Recommended Reads | By John Reynolds | Read time minutes

Large wodden puzzle piece with project written on it

1. Civil Engineering, Construction, Petrochemical, Mining, and Quarrying

Projects in this category are those which spring to mind most readily whenever industrial projects are mentioned. Once common feature is that the fulfilment phase must be conducted on a site that is exposed to the elements, and usually remote from the contractor's main office.

These projects incur special risks and problems of organisation. They often require massive capital investment, and they deserve (but do not always get) rigorous management of progress, finance, and quality.

For very large industrial projects the funding and resources needed are often too great for one contractor to risk or even find. The organisation and communications are therefore likely to be complicated by the participation of many different specialists and contractors, with the main players possibly acting together as a consortium or joint venture company.

2. Manufacturing Projects

Manufacturing projects aim to produce a piece of equipment or machinery, ship, aircraft, land vehicle or some other item of specially designed hardware. The finished product might be purpose-built for a single customer, or the project could be generated and funded from within a company for the design and development of a new product intended for subsequent manufacture and sale in quantity.

Manufacturing projects are usually conducted in a factory or other home-based environment, where the company should be able to exercise on-the-spot management and provide an optimum environment.

Of course, these ideal conditions do not always apply. Some manufacturing projects can involve work away from the home base, for example in installation, commissioning and start-up, initial customer training and subsequent service and maintenance. More difficult is the case of a complex product (such as an aircraft) that is developed and manufactured by a consortium of companies, very possibly overlapping international borders, with all the consequent problems of risk, contractual difficulties, communication, coordination, and control.

3. Management Projects

This class of projects proves the point that every company, whatever its size, can expect to need project management expertise at least once in its lifetime.
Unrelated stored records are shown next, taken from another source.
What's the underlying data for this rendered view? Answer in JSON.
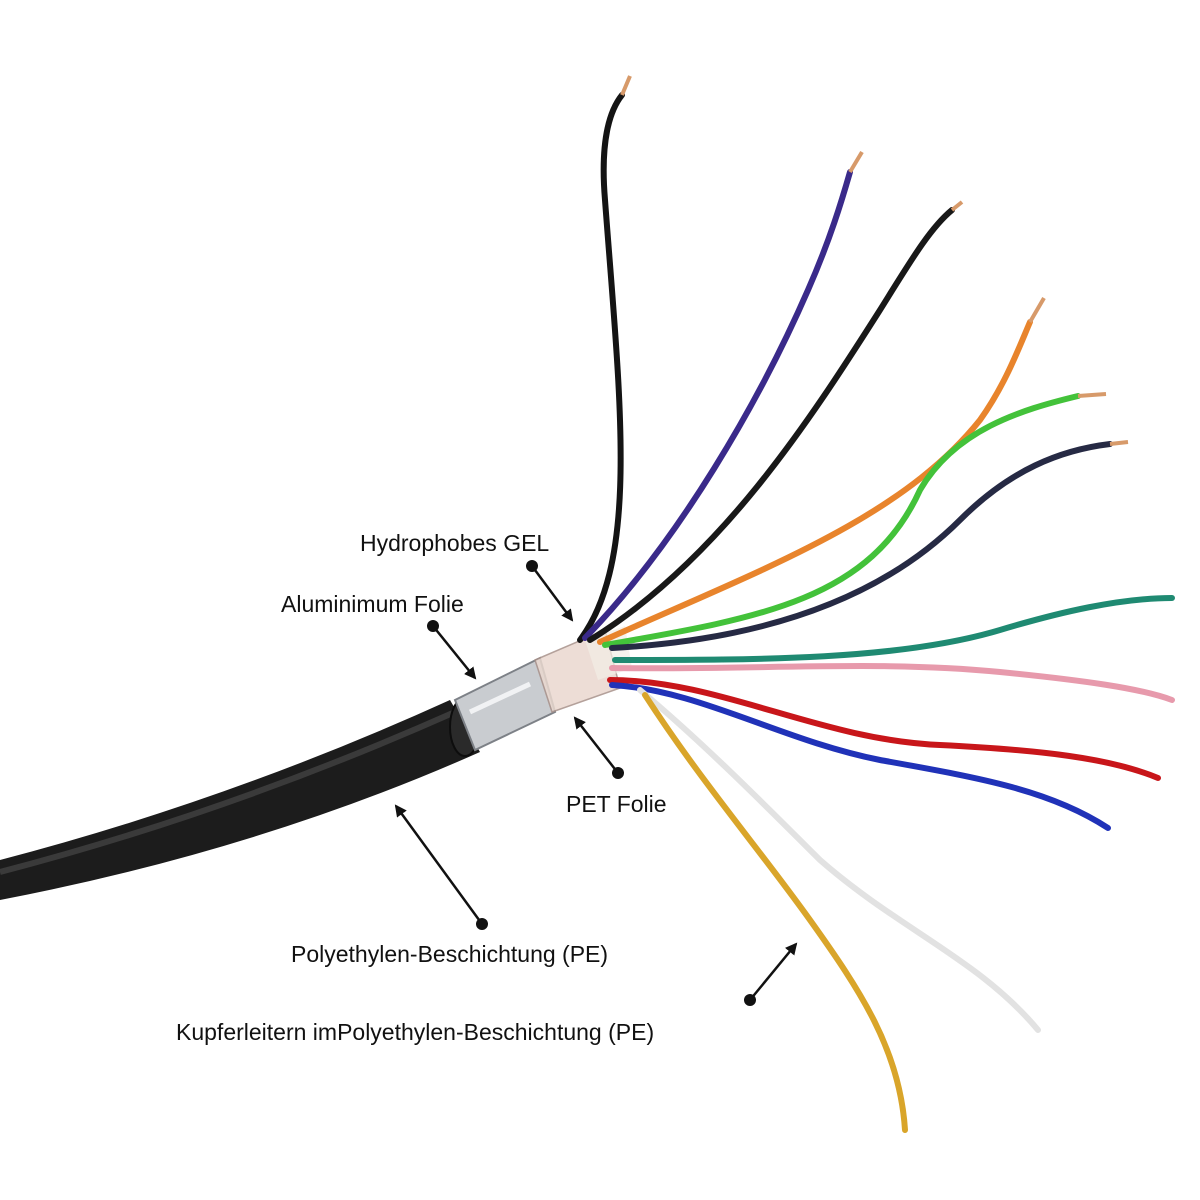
{
  "labels": {
    "hydrophobes_gel": "Hydrophobes GEL",
    "aluminium_folie": "Aluminimum Folie",
    "pet_folie": "PET Folie",
    "pe_beschichtung": "Polyethylen-Beschichtung (PE)",
    "kupferleiter": "Kupferleitern imPolyethylen-Beschichtung (PE)"
  },
  "colors": {
    "background": "#ffffff",
    "cable_jacket": "#1c1c1c",
    "aluminium_foil": "#c9ccd0",
    "copper": "#d79a6a",
    "annotation": "#111111"
  },
  "wires": [
    {
      "name": "black-wire-1",
      "color": "#141414"
    },
    {
      "name": "purple-wire",
      "color": "#3a2a8a"
    },
    {
      "name": "black-wire-2",
      "color": "#181818"
    },
    {
      "name": "orange-wire",
      "color": "#e8842c"
    },
    {
      "name": "green-wire",
      "color": "#43c23a"
    },
    {
      "name": "navy-wire",
      "color": "#262a44"
    },
    {
      "name": "teal-wire",
      "color": "#1f8a72"
    },
    {
      "name": "pink-wire",
      "color": "#e79aac"
    },
    {
      "name": "red-wire",
      "color": "#c8161a"
    },
    {
      "name": "blue-wire",
      "color": "#2032b8"
    },
    {
      "name": "white-wire",
      "color": "#e2e2e2"
    },
    {
      "name": "yellow-wire",
      "color": "#d9a52a"
    }
  ]
}
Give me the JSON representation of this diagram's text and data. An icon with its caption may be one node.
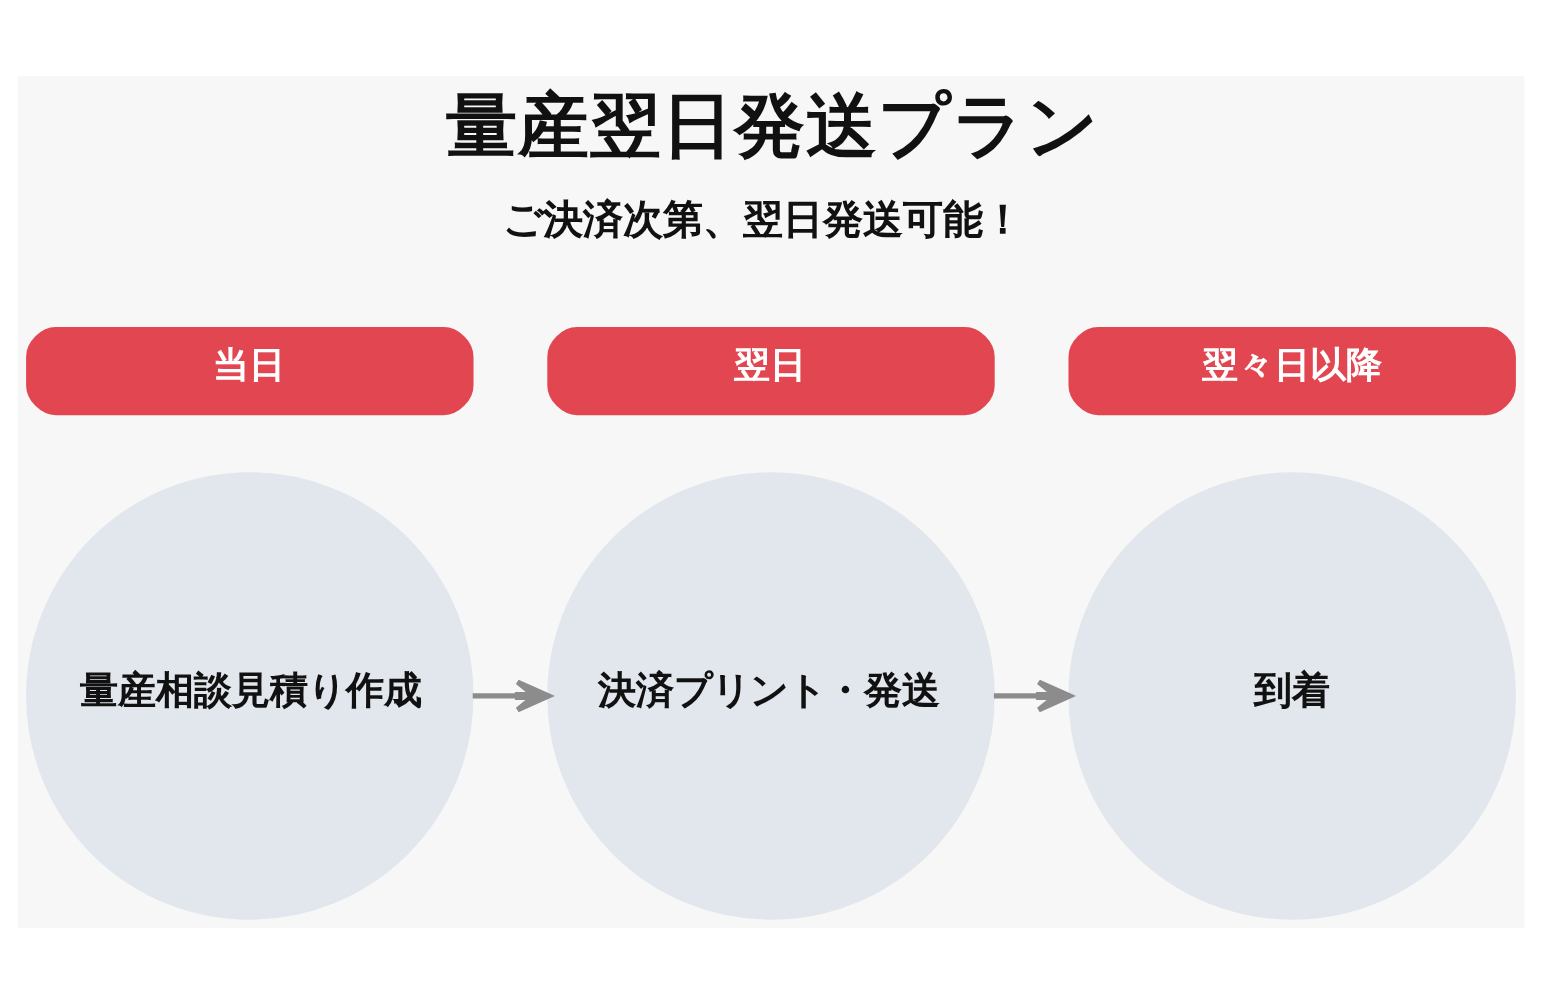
{
  "diagram": {
    "title": "量産翌日発送プラン",
    "nodes": [
      {
        "text": [
          "当日"
        ]
      },
      {
        "text": [
          "翌日"
        ]
      },
      {
        "text": [
          "翌々日以降"
        ]
      },
      {
        "text": [
          "量産相談見積り作成"
        ]
      },
      {
        "text": [
          "決済プリント・発送"
        ]
      },
      {
        "text": [
          "到着"
        ]
      }
    ],
    "edges": [
      {
        "from": 3,
        "to": 4,
        "arrow": "to"
      },
      {
        "from": 4,
        "to": 5,
        "arrow": "to"
      }
    ],
    "labels": [
      "ご決済次第、翌日発送可能！"
    ]
  }
}
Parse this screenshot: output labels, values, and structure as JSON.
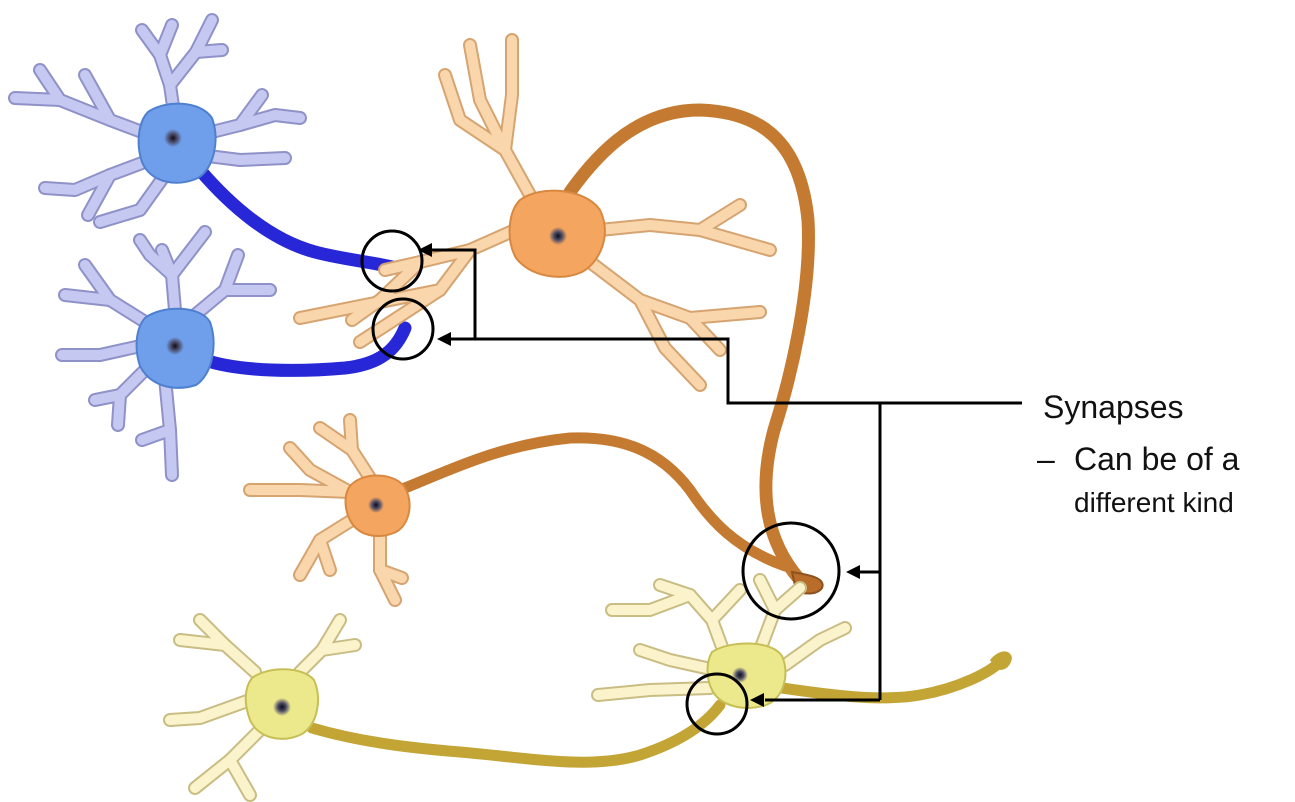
{
  "annotation": {
    "title": "Synapses",
    "bullet_marker": "–",
    "bullet_line1": "Can be of a",
    "bullet_line2": "different kind"
  },
  "colors": {
    "blue_neuron_fill": "#c5c8f0",
    "blue_neuron_stroke": "#8f92c8",
    "blue_soma": "#6f9eea",
    "blue_axon": "#2727d8",
    "orange_neuron_fill": "#fad6ac",
    "orange_neuron_stroke": "#d6a470",
    "orange_soma": "#f4a55f",
    "orange_axon": "#c47a30",
    "yellow_neuron_fill": "#fbf3cb",
    "yellow_neuron_stroke": "#c9bd84",
    "yellow_soma": "#ece88c",
    "yellow_axon": "#c2a535",
    "nucleus": "#1a1a30",
    "annotation_line": "#000000"
  }
}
These are the projects that arise when companies relocate their headquarters, develop and introduce a new computer system, launch a marketing campaign, prepare for a trade exhibition, produce feasibility or other study report, restructure the organisation, mount a stage show, or generally engage in any operation that involves the management and co-ordination of activities to produce an end result that is not identifiable principally as an item of hardware or construction.

Although management projects might not result in a visible, tangible creation, much often depends on their successful outcome. There are well-known cases, for instance, where failure to implement a new computer system correctly has caused serious operational breakdown and has exposed the managers responsible to public discredit. Effective project management is at least as important for these projects as it is for the largest construction or manufacturing project.